Your argument about the timing trade-off is good, but the crux of the issue for me isn't that we didn't get to draft with the picks we gave up, it's that we overpaid
But we didn't, though.
Just go statistically. Here's a great breakdown by Scott Cullen:
http://www.tsn.ca/statistically-speaking-expected-value-of-nhl-draft-picks-1.317819
In case you don't want to open it or can't, he starts off by assigning values to types of players on the 10-point scale. 7 is a top 4 D, and 8 is a top pairing D. Let's start off by pointing out that according to Cullen's model, Travis Hamonic is at least a 7... that's not arguable. I would argue that if he's healthy he's a 7.5 or an 8. He's a great defenceman. But I think we still win this if he's a 7, so let's see.
Cullen goes on to break down the statistical likelihood of players drafted at certain positions becoming NHL players, and becoming good NHL players at that.
No matter how you slice it, players taken in the late first round generally have less than a 30% chance of becoming a 7 or better, based on his analysis. For picks 31-35, the odds of a player becoming a 7 or better is 12.4%. The odds of a second rounder in general playing 100 NHL games, let alone being an impact player, is about one in three.
So, statistically speaking, Travis Hamonic has a 100% chance of becoming a 7, so we can consider him to have a value of 7. The first rounder has (if I'm being really generous) a 30% chance of becoming a 7 or better, so let's call that a value of 2.5 (~30% of 8). The two second rounders have about a 12.5% chance of being a 7 or better, so each can have a value of 1.

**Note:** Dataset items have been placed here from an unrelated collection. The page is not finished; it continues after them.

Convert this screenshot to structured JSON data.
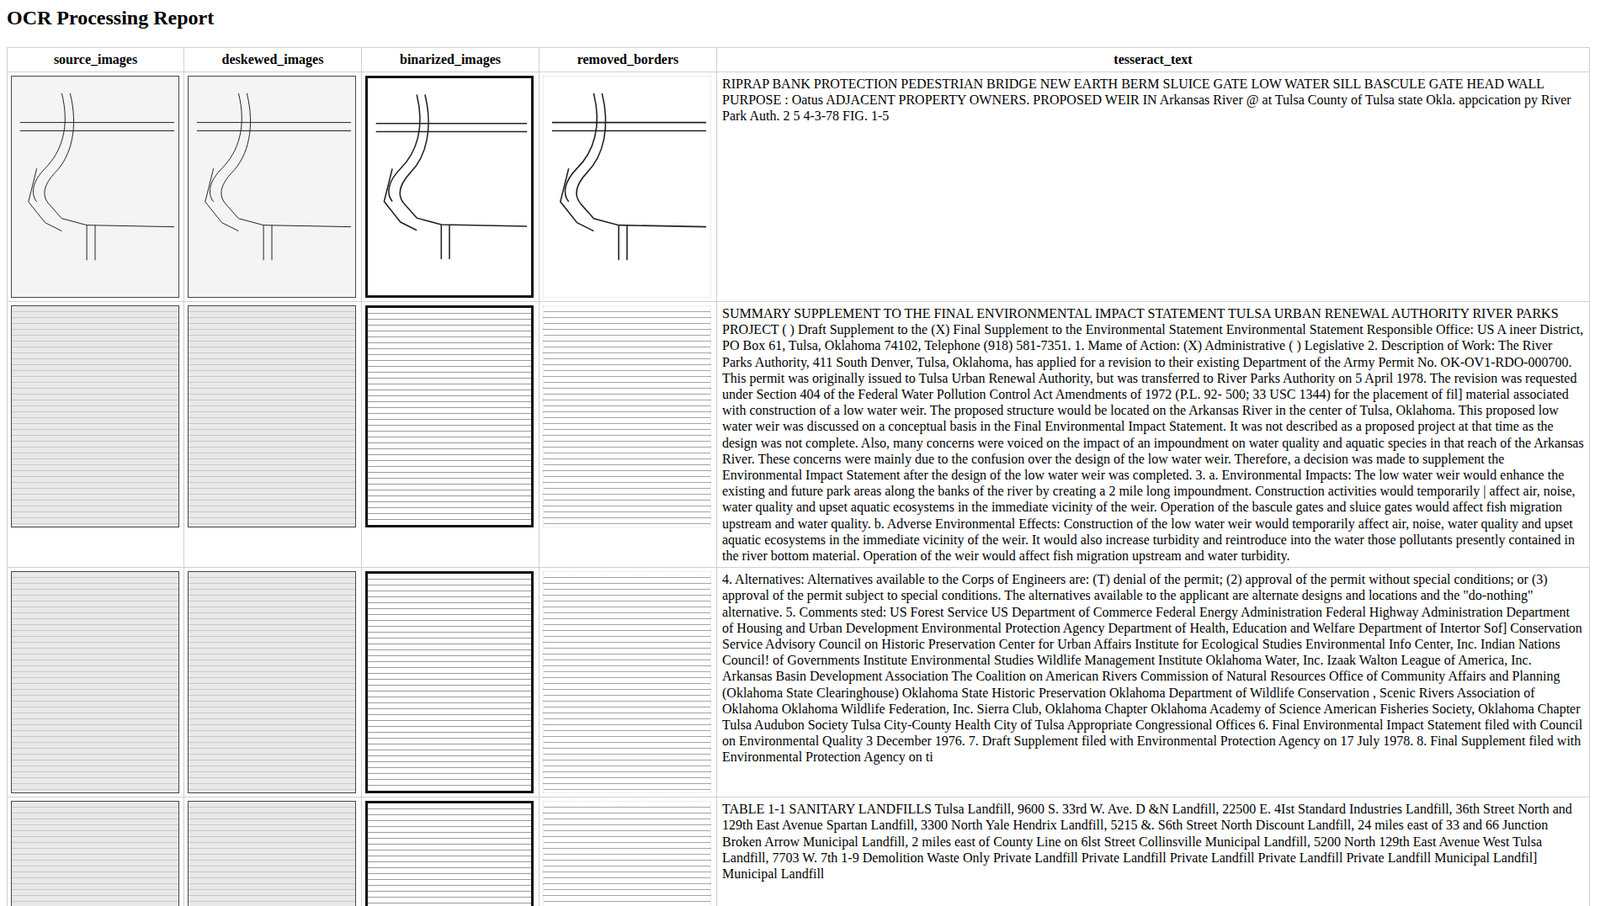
{
  "title": "OCR Processing Report",
  "columns": [
    "source_images",
    "deskewed_images",
    "binarized_images",
    "removed_borders",
    "tesseract_text"
  ],
  "rows": [
    {
      "kind": "drawing",
      "text": "RIPRAP BANK PROTECTION PEDESTRIAN BRIDGE NEW EARTH BERM SLUICE GATE LOW WATER SILL BASCULE GATE HEAD WALL PURPOSE : Oatus ADJACENT PROPERTY OWNERS. PROPOSED WEIR IN Arkansas River @ at Tulsa County of Tulsa state Okla. appcication py River Park Auth. 2 5 4-3-78 FIG. 1-5"
    },
    {
      "kind": "page",
      "text": "SUMMARY SUPPLEMENT TO THE FINAL ENVIRONMENTAL IMPACT STATEMENT TULSA URBAN RENEWAL AUTHORITY RIVER PARKS PROJECT ( ) Draft Supplement to the (X) Final Supplement to the Environmental Statement Environmental Statement Responsible Office: US A ineer District, PO Box 61, Tulsa, Oklahoma 74102, Telephone (918) 581-7351. 1. Mame of Action: (X) Administrative ( ) Legislative 2. Description of Work: The River Parks Authority, 411 South Denver, Tulsa, Oklahoma, has applied for a revision to their existing Department of the Army Permit No. OK-OV1-RDO-000700. This permit was originally issued to Tulsa Urban Renewal Authority, but was transferred to River Parks Authority on 5 April 1978. The revision was requested under Section 404 of the Federal Water Pollution Control Act Amendments of 1972 (P.L. 92- 500; 33 USC 1344) for the placement of fil] material associated with construction of a low water weir. The proposed structure would be located on the Arkansas River in the center of Tulsa, Oklahoma. This proposed low water weir was discussed on a conceptual basis in the Final Environmental Impact Statement. It was not described as a proposed project at that time as the design was not complete. Also, many concerns were voiced on the impact of an impoundment on water quality and aquatic species in that reach of the Arkansas River. These concerns were mainly due to the confusion over the design of the low water weir. Therefore, a decision was made to supplement the Environmental Impact Statement after the design of the low water weir was completed. 3. a. Environmental Impacts: The low water weir would enhance the existing and future park areas along the banks of the river by creating a 2 mile long impoundment. Construction activities would temporarily | affect air, noise, water quality and upset aquatic ecosystems in the immediate vicinity of the weir. Operation of the bascule gates and sluice gates would affect fish migration upstream and water quality. b. Adverse Environmental Effects: Construction of the low water weir would temporarily affect air, noise, water quality and upset aquatic ecosystems in the immediate vicinity of the weir. It would also increase turbidity and reintroduce into the water those pollutants presently contained in the river bottom material. Operation of the weir would affect fish migration upstream and water turbidity."
    },
    {
      "kind": "page",
      "text": "4. Alternatives: Alternatives available to the Corps of Engineers are: (T) denial of the permit; (2) approval of the permit without special conditions; or (3) approval of the permit subject to special conditions. The alternatives available to the applicant are alternate designs and locations and the \"do-nothing\" alternative. 5. Comments sted: US Forest Service US Department of Commerce Federal Energy Administration Federal Highway Administration Department of Housing and Urban Development Environmental Protection Agency Department of Health, Education and Welfare Department of Intertor Sof] Conservation Service Advisory Council on Historic Preservation Center for Urban Affairs Institute for Ecological Studies Environmental Info Center, Inc. Indian Nations Council! of Governments Institute Environmental Studies Wildlife Management Institute Oklahoma Water, Inc. Izaak Walton League of America, Inc. Arkansas Basin Development Association The Coalition on American Rivers Commission of Natural Resources Office of Community Affairs and Planning (Oklahoma State Clearinghouse) Oklahoma State Historic Preservation Oklahoma Department of Wildlife Conservation , Scenic Rivers Association of Oklahoma Oklahoma Wildlife Federation, Inc. Sierra Club, Oklahoma Chapter Oklahoma Academy of Science American Fisheries Society, Oklahoma Chapter Tulsa Audubon Society Tulsa City-County Health City of Tulsa Appropriate Congressional Offices 6. Final Environmental Impact Statement filed with Council on Environmental Quality 3 December 1976. 7. Draft Supplement filed with Environmental Protection Agency on 17 July 1978. 8. Final Supplement filed with Environmental Protection Agency on ti"
    },
    {
      "kind": "page",
      "text": "TABLE 1-1 SANITARY LANDFILLS Tulsa Landfill, 9600 S. 33rd W. Ave. D &N Landfill, 22500 E. 4Ist Standard Industries Landfill, 36th Street North and 129th East Avenue Spartan Landfill, 3300 North Yale Hendrix Landfill, 5215 &. S6th Street North Discount Landfill, 24 miles east of 33 and 66 Junction Broken Arrow Municipal Landfill, 2 miles east of County Line on 6lst Street Collinsville Municipal Landfill, 5200 North 129th East Avenue West Tulsa Landfill, 7703 W. 7th 1-9 Demolition Waste Only Private Landfill Private Landfill Private Landfill Private Landfill Private Landfill Municipal Landfil] Municipal Landfill"
    }
  ]
}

So the asset we got for three years at a very good contract has a value of 7, and the picks have a cumulative value of 4.5. And that's being as biased against my own argument as I can be.
I'm interested to hear your logic as to why this is an overpayment.
Of course we could have traded Erik Karlsson and two Jamie Benns for Travis Hamonic. But we also could have traded Tim Erixon, Patrick Sieloff and Markus Granlund. The most objective way to look at value is certainly not to look at the extreme outcomes and ignore the odds of them coming true.